俺達が神木奏馬の2日目の聴取をしている時、刑事課でも問題が起こっていた。
「黒崎さん……これはなんですか?」
刑事課長が目の前に立っている黒崎刑事に尋ねていた。刑事課長の机の上には〔辞職願〕と書かれた封筒が置いてある。黒崎刑事は理由を話し出した。

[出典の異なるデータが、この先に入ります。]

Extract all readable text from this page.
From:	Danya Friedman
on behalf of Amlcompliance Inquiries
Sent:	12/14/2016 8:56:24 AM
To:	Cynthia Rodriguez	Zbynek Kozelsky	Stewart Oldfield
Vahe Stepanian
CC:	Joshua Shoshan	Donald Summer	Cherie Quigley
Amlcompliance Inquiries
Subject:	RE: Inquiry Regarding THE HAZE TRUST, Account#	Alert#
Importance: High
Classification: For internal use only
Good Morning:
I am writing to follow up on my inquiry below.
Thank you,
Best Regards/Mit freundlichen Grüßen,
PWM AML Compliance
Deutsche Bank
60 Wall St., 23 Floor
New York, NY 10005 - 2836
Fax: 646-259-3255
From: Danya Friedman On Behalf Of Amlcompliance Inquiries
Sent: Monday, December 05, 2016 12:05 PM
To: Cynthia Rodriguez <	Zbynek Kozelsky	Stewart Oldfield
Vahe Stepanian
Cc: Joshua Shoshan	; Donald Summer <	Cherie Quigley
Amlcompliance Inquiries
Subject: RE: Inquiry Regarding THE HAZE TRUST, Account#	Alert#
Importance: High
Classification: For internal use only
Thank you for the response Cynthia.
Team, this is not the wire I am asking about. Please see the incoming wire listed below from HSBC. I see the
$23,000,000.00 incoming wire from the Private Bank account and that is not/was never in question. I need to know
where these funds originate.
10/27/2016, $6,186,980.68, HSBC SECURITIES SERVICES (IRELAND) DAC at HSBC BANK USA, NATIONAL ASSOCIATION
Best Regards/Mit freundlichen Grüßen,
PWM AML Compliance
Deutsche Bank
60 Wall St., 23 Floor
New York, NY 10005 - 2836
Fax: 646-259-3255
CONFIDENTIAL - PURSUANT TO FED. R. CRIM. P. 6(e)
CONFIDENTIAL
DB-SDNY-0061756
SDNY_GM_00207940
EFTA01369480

「課長。昨日の神木奏馬の聴取において小林の行いは看過できないものです。小林は神木がはっきりと殺意を認めていたにもかかわらず、その殺意を認めませんでした。理由は私が神木を救ってやれと言ったことに起因しています。今回の小林の不法行為の責任を取らせていただきたくお願いします」
刑事課長は目をつぶって考えた後、黒崎刑事に諭し始めた。
「小林の不正行為については、片倉の口頭での報告によるものです。こうして聴取記録を見てみると……どこにも不正は認められません。勿論、あなたのせいであるとも認められません。つまり、あなたのせいでもなく、小林の不正でもありません」
黒崎刑事は静かに聞いていた。刑事課長は話を続けた。
「この〔辞職願〕はお返しします。黒崎さん! あなたにはまだまだやってもらわねばならないことがありますよ」
そう言って黒崎刑事に辞職願を返した。黒崎刑事は頭を下げていた。
神木の聴取を終えた時、2人の警官が1人の男を連行してきた。ライブハウスで死体を見てしまった女の子の1人〔山口知佳〕の自宅近くで不審な人物を認めたため職務質問したところ逃げ出そうとしたので現行犯で逮捕したそうだ。
後日、男を聴取した刑事によると、男は極竜会の構成員で山口知佳を殺害すべく、山口知佳の帰宅時を狙っていたとのことだった。そしてこの構成員はもう一つ大事な情報を話した。久保京子の遺体を遺棄したことを認めたのだ。遺棄した場所は余りにもお粗末だった。東京湾だった。